Report cards on outcomes at lower-volume hospitals may be skewed

Report cards that compare provider outcomes may not be as accurate if the providers have small caseloads, according to a study published online March 11 in Circulation: Cardiovascular Quality and Outcomes.

Peter C. Austin, PhD, of the University of Toronto, and Matthew J. Reeves, PhD, of Michigan State University in East Lansing, performed Monte Carlo simulations to evaluate the effect of hospital volume on report card accuracy. Monte Carlo simulations, they explained, are used to ensure adequate risk adjustment to account for between-hospital differences and the uncertainty of true hospital performance.

They analyzed data from patients hospitalized with acute MI in Ontario and used this information to create the simulation parameters. They generated simulated 30-day mortality risk scores for each patient, hospital-specific random effects of 30-day mortality and 30-day mortality outcomes for each simulated subject.

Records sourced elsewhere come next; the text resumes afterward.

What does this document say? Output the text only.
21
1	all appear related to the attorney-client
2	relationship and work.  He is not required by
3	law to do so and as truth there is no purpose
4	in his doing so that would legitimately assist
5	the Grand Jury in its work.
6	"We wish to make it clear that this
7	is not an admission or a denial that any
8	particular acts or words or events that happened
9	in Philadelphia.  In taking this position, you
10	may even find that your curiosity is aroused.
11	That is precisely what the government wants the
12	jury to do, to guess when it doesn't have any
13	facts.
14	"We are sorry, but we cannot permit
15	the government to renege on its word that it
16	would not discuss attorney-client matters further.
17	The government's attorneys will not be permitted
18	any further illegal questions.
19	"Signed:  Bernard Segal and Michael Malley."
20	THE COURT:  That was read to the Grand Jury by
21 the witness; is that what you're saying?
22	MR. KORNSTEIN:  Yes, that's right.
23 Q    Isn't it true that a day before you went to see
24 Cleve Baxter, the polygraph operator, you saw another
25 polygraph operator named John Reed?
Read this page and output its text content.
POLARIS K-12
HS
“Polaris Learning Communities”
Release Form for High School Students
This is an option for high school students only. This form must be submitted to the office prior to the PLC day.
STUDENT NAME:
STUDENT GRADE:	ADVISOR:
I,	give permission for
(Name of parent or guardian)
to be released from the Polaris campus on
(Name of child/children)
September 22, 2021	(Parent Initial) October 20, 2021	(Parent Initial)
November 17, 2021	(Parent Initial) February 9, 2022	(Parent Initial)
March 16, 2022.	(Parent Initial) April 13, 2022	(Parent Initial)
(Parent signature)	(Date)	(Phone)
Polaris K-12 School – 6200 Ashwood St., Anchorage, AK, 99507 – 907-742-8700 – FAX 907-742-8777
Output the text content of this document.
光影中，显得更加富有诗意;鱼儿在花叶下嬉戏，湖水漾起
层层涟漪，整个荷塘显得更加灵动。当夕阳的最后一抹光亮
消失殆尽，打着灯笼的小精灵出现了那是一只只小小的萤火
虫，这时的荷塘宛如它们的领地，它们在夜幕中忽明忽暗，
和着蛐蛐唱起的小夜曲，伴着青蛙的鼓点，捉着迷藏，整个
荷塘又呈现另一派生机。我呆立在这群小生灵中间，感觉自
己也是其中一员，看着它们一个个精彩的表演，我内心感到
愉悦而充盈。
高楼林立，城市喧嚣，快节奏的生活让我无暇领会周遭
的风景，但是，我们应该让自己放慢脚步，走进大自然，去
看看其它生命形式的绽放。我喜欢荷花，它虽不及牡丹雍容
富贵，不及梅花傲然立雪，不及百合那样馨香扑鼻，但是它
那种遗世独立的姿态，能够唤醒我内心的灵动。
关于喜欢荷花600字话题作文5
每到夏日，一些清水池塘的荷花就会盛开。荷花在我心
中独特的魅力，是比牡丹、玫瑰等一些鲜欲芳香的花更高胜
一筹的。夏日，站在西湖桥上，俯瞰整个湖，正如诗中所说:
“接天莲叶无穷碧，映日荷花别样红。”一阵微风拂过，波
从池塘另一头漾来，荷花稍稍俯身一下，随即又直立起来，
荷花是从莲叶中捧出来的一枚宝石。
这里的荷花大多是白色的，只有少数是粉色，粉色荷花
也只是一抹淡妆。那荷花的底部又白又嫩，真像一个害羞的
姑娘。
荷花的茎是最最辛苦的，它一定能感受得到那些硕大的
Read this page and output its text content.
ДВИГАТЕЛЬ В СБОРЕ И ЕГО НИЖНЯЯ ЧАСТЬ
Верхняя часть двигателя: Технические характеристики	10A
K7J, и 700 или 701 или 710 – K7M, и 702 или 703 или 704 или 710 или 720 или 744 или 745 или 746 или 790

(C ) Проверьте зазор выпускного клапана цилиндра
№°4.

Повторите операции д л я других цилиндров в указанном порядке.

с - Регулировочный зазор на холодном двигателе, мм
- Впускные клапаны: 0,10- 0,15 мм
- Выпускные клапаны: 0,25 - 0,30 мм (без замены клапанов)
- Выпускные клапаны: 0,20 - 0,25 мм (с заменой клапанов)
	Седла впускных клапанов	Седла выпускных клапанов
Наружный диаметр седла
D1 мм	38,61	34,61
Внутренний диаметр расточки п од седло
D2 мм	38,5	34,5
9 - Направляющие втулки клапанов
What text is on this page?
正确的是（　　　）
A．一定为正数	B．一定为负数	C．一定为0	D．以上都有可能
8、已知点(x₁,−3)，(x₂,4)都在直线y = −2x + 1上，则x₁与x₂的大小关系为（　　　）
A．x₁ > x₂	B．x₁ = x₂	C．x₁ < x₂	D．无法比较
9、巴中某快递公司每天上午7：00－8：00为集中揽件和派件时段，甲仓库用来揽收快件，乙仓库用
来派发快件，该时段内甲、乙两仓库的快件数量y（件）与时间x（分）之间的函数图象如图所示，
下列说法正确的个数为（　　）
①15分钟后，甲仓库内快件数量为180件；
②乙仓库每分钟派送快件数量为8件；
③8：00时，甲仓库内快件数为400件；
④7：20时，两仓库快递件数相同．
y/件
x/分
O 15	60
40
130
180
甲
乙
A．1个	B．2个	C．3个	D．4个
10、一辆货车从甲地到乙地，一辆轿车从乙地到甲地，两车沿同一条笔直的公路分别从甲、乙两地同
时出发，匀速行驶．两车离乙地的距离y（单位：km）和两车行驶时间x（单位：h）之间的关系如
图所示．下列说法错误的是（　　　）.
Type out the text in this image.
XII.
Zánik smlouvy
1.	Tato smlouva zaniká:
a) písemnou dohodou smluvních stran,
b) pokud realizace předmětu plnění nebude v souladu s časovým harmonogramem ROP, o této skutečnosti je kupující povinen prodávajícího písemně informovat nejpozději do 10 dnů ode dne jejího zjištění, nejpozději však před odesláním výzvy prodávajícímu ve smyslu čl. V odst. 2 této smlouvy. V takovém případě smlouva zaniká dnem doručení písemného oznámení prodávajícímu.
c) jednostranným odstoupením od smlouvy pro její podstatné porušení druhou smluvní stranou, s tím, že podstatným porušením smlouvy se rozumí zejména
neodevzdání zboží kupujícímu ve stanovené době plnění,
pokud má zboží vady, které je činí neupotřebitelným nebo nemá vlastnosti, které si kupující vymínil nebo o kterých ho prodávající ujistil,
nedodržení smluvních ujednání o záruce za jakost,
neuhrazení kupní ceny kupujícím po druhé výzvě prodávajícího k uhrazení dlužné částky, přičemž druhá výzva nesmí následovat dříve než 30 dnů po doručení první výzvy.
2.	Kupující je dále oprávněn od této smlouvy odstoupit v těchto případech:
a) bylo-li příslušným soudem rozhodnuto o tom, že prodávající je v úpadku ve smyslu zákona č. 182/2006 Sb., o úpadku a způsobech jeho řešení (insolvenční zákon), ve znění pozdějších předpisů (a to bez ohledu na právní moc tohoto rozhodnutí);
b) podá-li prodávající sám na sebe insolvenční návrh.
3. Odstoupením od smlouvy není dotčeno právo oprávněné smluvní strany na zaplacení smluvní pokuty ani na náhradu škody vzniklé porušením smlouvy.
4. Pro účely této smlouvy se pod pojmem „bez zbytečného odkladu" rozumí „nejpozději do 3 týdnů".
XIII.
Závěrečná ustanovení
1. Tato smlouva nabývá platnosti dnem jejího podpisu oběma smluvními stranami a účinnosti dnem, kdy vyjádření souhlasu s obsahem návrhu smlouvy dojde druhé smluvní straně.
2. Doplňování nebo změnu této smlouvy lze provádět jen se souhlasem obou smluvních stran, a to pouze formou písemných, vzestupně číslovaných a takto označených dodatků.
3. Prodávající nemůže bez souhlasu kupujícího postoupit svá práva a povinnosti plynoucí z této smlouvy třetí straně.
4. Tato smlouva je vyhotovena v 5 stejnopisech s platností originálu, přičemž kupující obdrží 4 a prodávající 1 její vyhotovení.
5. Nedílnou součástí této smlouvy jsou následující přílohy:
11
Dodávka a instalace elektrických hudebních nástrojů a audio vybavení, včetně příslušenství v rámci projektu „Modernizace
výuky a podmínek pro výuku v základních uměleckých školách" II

The overall 30-day mortality rate was 11.1 percent. The analysis found that the volume of cases affected report card accuracy, with accuracy increasing as case volume increased and mortality rate increased. But they also found that the volume had to reach a certain level before the report cards were very accurate. Volume had to be greater than 300 before at least 70 percent of hospitals were classified correctly based on their outcomes, and volume had to be more than 1,000 before at least 80 percent were classified correctly.

Their findings, the authors explained, suggest that investigators and policymakers should interpret report card findings cautiously because of the uncertain accuracy.

“In-depth investigations can subsequently be performed at individual hospitals to identify hospital-specific explanations for either their exemplary performance or for their poor performance,” they wrote.